Washington: Suspending kids from school for using marijuana is likely to lead to more - not less - pot use among their classmates, a study has found.
Students attending schools with suspension policies for illicit drug use were 1.6 times more likely than their peers at schools without such policies to use marijuana in the next year - and that was the case with the student body as a whole, not just those who were suspended, the findings showed.
The study published in the American Journal of Public Health showed that counselling was a much more effective means of combating marijuana use.
"That was surprising to us," said co-author Richard Catalano, professor at the University of Washington.
"It means that suspensions are certainly not having a deterrent effect. It is just the opposite," Catalano added.
The researchers found that students attending schools with policies of referring pot-using students to a school counsellor were almost 50 percent less likely to use marijuana.
Data for the research came from the International Youth Development Study, a long-term initiative started in 2002 to examine behaviour among young people in Washington and Victoria.
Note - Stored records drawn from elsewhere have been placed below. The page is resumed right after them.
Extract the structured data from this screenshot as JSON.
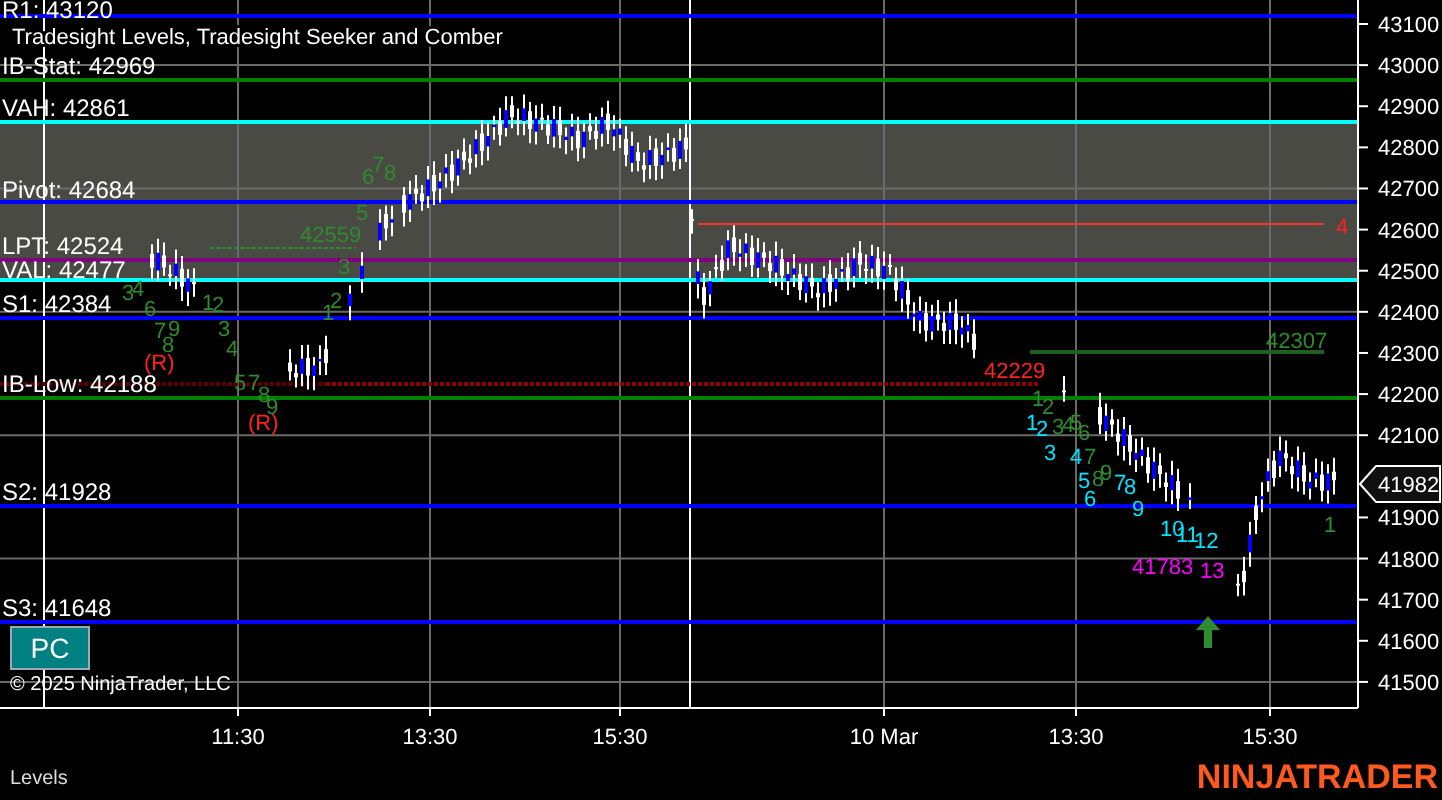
{
  "chart": {
    "title": "Tradesight Levels, Tradesight Seeker and Comber",
    "levels": [
      {
        "label": "R1: 43120",
        "color": "#0000ff"
      },
      {
        "label": "IB-Stat: 42969",
        "color": "#008000"
      },
      {
        "label": "VAH: 42861",
        "color": "#00ffff"
      },
      {
        "label": "Pivot: 42684",
        "color": "#0000ff"
      },
      {
        "label": "LPT: 42524",
        "color": "#800080"
      },
      {
        "label": "VAL: 42477",
        "color": "#00ffff"
      },
      {
        "label": "S1: 42384",
        "color": "#0000ff"
      },
      {
        "label": "IB-Low: 42188",
        "color": "#008000"
      },
      {
        "label": "S2: 41928",
        "color": "#0000ff"
      },
      {
        "label": "S3: 41648",
        "color": "#0000ff"
      }
    ],
    "price_labels": [
      {
        "text": "42559",
        "color": "#2e8b2e"
      },
      {
        "text": "42307",
        "color": "#2e8b2e"
      },
      {
        "text": "42229",
        "color": "#ff2020"
      },
      {
        "text": "41783",
        "color": "#ff00ff"
      },
      {
        "text": "4",
        "color": "#ff2020"
      }
    ],
    "counts": [
      {
        "text": "3",
        "color": "#2e8b2e"
      },
      {
        "text": "4",
        "color": "#2e8b2e"
      },
      {
        "text": "6",
        "color": "#2e8b2e"
      },
      {
        "text": "7",
        "color": "#2e8b2e"
      },
      {
        "text": "9",
        "color": "#2e8b2e"
      },
      {
        "text": "8",
        "color": "#2e8b2e"
      },
      {
        "text": "1",
        "color": "#2e8b2e"
      },
      {
        "text": "2",
        "color": "#2e8b2e"
      },
      {
        "text": "3",
        "color": "#2e8b2e"
      },
      {
        "text": "4",
        "color": "#2e8b2e"
      },
      {
        "text": "5",
        "color": "#2e8b2e"
      },
      {
        "text": "7",
        "color": "#2e8b2e"
      },
      {
        "text": "8",
        "color": "#2e8b2e"
      },
      {
        "text": "9",
        "color": "#2e8b2e"
      },
      {
        "text": "1",
        "color": "#2e8b2e"
      },
      {
        "text": "2",
        "color": "#2e8b2e"
      },
      {
        "text": "3",
        "color": "#2e8b2e"
      },
      {
        "text": "5",
        "color": "#2e8b2e"
      },
      {
        "text": "6",
        "color": "#2e8b2e"
      },
      {
        "text": "7",
        "color": "#2e8b2e"
      },
      {
        "text": "8",
        "color": "#2e8b2e"
      },
      {
        "text": "1",
        "color": "#2e8b2e"
      },
      {
        "text": "2",
        "color": "#2e8b2e"
      },
      {
        "text": "3",
        "color": "#2e8b2e"
      },
      {
        "text": "4",
        "color": "#2e8b2e"
      },
      {
        "text": "5",
        "color": "#2e8b2e"
      },
      {
        "text": "6",
        "color": "#2e8b2e"
      },
      {
        "text": "7",
        "color": "#2e8b2e"
      },
      {
        "text": "8",
        "color": "#2e8b2e"
      },
      {
        "text": "9",
        "color": "#2e8b2e"
      },
      {
        "text": "1",
        "color": "#00e5ff"
      },
      {
        "text": "2",
        "color": "#00e5ff"
      },
      {
        "text": "3",
        "color": "#00e5ff"
      },
      {
        "text": "4",
        "color": "#00e5ff"
      },
      {
        "text": "5",
        "color": "#00e5ff"
      },
      {
        "text": "6",
        "color": "#00e5ff"
      },
      {
        "text": "7",
        "color": "#00e5ff"
      },
      {
        "text": "8",
        "color": "#00e5ff"
      },
      {
        "text": "9",
        "color": "#00e5ff"
      },
      {
        "text": "10",
        "color": "#00e5ff"
      },
      {
        "text": "11",
        "color": "#00e5ff"
      },
      {
        "text": "12",
        "color": "#00e5ff"
      },
      {
        "text": "13",
        "color": "#ff00ff"
      },
      {
        "text": "1",
        "color": "#2e8b2e"
      }
    ],
    "reversal_marks": [
      "(R)",
      "(R)"
    ],
    "last_price": "41982",
    "button": "PC",
    "copyright": "© 2025 NinjaTrader, LLC",
    "price_ticks": [
      "43100",
      "43000",
      "42900",
      "42800",
      "42700",
      "42600",
      "42500",
      "42400",
      "42300",
      "42200",
      "42100",
      "41900",
      "41800",
      "41700",
      "41600",
      "41500"
    ],
    "time_ticks": [
      "11:30",
      "13:30",
      "15:30",
      "10 Mar",
      "13:30",
      "15:30"
    ]
  },
  "status_bar": {
    "tab": "Levels"
  },
  "logo": "NINJATRADER"
}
The two states were chosen since they are similar in size and demographics, but differ considerably in their approaches to drug use among students.
Washington schools are more likely to suspend students, call police or require offenders to attend education or cessation programmes, the researchers said, while Victoria schools emphasise a harm-reduction approach that favours counselling.
Researchers surveyed more than 3,200 seventh and ninth-graders and nearly 200 school administrators.